The average prices of goods and services continue to rise, 17% higher in 2023 as compared to 2020, and continues the upward trajectory. The numbers are more deadly for South Asian economies, with an average price rise of 64 per cent in the same period. This has led to massive hunger and poverty for working peoples families, with conservative estimates pegging more than 72 million workers in Asia and the Pacific in extreme poverty.  

Rural working women conditions continue to deteriorate as backward agrarian conditions deepen, and the drive of the imperialists and trans-national corporations (TNCs) for resources intensify. In India, Dalit women are mired in the poorest living and working conditions. In Chennai and Manipur, farmers and indigenous communities are intentionally displaced – left to scramble for food and shelter – by numerous state projects for the benefit of the TNCs. Indigenous tribes are evicted from their traditional lands to make way for plantations. In Maharashtra, Lakshadweep, Andaman and Nicobar Island, Madhya Pradesh, Karnataka, Orissa, Chattisgarh, West Bengal and Kerala, women are brutally harassed by military and paramilitary forces.

In Pakistan, farmers are impacted by anti-small farmer government policies favoring foreign investments as part of the IMF deal. Neoliberal policies on agriculture are meant to rely on the big corporations and foreign capital intervention, worsening the private monopolies of agricultural seeds and inputs.  In Southeast Asia, agriculture and rural lands remain concentrated in the hands of landlords, bureaucrat capitalists, and TNCs via agri-business ventures entered into by the state. 

The ongoing economic crises hits women in multiple layers and levels. Working women in the cities suffer higher levels of unemployment, and jobs available are mostly informal work, with lower  wages, none or very little social protection. Women in rural areas are displaced by TNCs and State forces, denying them of livelihood, pushing the women, children and their families to  destitution and deeper poverty.

The working women have shown the world that during times of intense crises, the only way out is to fight. March 8 and its commemoration was born out of working women striking hard against exploitation and oppression, led by garment workers in the latter part of the 19th century. Inspired by the militant fighting stance of the garment workers, women across the globe organized actions to deliver telling blows to the exploiters and oppressors and break the chains and yoke of destitution and poverty. 

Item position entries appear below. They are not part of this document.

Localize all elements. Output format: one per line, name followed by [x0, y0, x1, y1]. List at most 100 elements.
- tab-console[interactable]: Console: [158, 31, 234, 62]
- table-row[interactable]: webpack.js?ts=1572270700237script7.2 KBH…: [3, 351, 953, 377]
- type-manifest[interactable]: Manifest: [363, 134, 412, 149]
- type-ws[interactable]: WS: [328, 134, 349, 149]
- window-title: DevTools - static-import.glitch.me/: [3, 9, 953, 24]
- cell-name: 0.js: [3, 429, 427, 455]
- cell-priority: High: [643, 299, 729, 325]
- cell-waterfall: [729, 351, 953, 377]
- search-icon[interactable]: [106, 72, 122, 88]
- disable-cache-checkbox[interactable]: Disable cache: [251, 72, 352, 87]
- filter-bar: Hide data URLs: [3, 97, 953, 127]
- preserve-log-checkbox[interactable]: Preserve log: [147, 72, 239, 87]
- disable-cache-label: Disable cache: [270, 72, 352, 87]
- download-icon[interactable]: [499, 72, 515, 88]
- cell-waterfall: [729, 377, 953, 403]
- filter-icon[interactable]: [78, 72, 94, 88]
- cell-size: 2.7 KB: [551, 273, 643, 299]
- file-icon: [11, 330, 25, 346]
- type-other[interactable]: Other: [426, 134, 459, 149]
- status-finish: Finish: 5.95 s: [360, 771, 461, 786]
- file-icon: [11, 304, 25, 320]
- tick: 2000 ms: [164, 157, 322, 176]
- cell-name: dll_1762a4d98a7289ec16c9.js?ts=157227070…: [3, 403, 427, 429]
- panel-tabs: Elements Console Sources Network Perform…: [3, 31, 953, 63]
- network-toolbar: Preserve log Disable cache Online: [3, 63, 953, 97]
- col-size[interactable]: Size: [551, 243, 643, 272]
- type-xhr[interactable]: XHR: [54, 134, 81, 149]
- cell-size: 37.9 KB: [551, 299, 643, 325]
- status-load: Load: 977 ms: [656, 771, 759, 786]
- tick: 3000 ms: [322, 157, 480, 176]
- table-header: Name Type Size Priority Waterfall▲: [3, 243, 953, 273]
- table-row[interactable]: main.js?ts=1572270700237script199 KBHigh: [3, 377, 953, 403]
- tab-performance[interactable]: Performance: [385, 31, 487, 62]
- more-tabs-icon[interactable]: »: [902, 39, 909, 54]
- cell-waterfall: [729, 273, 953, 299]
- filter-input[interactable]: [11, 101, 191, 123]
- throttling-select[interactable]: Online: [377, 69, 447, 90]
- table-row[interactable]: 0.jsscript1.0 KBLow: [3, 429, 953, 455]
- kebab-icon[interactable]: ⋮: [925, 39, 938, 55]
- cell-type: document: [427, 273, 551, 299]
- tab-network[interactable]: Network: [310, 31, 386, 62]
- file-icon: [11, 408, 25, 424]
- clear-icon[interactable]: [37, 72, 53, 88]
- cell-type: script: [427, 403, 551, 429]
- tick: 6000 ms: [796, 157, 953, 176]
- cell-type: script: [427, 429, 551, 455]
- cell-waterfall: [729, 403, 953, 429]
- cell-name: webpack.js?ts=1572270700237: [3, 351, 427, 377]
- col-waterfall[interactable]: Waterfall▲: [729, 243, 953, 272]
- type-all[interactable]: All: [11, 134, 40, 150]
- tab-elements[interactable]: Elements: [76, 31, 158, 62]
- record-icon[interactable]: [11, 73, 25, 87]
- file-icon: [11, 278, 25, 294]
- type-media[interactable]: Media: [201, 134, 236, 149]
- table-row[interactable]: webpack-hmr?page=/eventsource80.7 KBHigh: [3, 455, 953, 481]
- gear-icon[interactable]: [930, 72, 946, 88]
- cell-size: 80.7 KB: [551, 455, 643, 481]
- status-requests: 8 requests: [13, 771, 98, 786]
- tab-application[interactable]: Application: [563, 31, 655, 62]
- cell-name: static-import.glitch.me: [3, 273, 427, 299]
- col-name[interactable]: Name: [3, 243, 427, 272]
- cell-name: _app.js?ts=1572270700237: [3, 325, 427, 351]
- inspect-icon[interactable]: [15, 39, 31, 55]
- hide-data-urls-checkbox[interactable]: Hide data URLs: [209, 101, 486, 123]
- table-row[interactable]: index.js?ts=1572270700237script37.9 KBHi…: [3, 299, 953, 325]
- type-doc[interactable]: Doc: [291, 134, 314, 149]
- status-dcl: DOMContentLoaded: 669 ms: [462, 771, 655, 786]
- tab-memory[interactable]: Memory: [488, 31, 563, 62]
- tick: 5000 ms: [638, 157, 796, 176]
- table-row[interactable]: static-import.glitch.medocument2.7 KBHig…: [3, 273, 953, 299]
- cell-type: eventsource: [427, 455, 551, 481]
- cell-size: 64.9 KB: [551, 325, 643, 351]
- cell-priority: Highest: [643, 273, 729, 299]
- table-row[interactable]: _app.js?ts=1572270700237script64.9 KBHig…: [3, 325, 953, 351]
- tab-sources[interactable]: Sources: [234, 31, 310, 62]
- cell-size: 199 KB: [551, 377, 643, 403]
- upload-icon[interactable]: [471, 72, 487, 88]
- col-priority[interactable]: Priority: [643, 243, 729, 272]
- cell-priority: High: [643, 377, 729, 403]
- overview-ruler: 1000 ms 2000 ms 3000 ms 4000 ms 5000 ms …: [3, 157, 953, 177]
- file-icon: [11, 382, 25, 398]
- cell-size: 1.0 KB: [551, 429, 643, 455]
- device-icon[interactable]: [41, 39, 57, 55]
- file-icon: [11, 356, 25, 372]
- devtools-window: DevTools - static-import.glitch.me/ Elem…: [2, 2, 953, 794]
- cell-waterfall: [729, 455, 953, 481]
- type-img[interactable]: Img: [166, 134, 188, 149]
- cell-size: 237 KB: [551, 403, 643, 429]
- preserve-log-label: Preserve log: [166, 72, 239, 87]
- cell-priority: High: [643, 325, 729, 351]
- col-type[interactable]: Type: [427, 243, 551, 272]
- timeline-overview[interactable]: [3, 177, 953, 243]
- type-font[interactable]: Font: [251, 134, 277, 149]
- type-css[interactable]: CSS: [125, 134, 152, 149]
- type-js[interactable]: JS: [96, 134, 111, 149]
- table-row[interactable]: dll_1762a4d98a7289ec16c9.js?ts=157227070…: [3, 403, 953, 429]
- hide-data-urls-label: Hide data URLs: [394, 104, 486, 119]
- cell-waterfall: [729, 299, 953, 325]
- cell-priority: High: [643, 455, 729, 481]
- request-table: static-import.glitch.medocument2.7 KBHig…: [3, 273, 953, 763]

In our time of severe economic crises it requires all working women to deepen understanding of the interconnections of the economic and political life, and be able to identify fundamental problems that requires our solutions. We must study the ways of fighting against the imperialists and the TNCs, and put the learning to direct actions.

In our time of economic crises, we must forge ahead with building solidarity among working women and other democratic forces in our countries. We must also build solidarity with working women of  other countries, to build a common front against women exploitation and oppression by the imperialists and TNCs, and to further strengthen our local and national movements.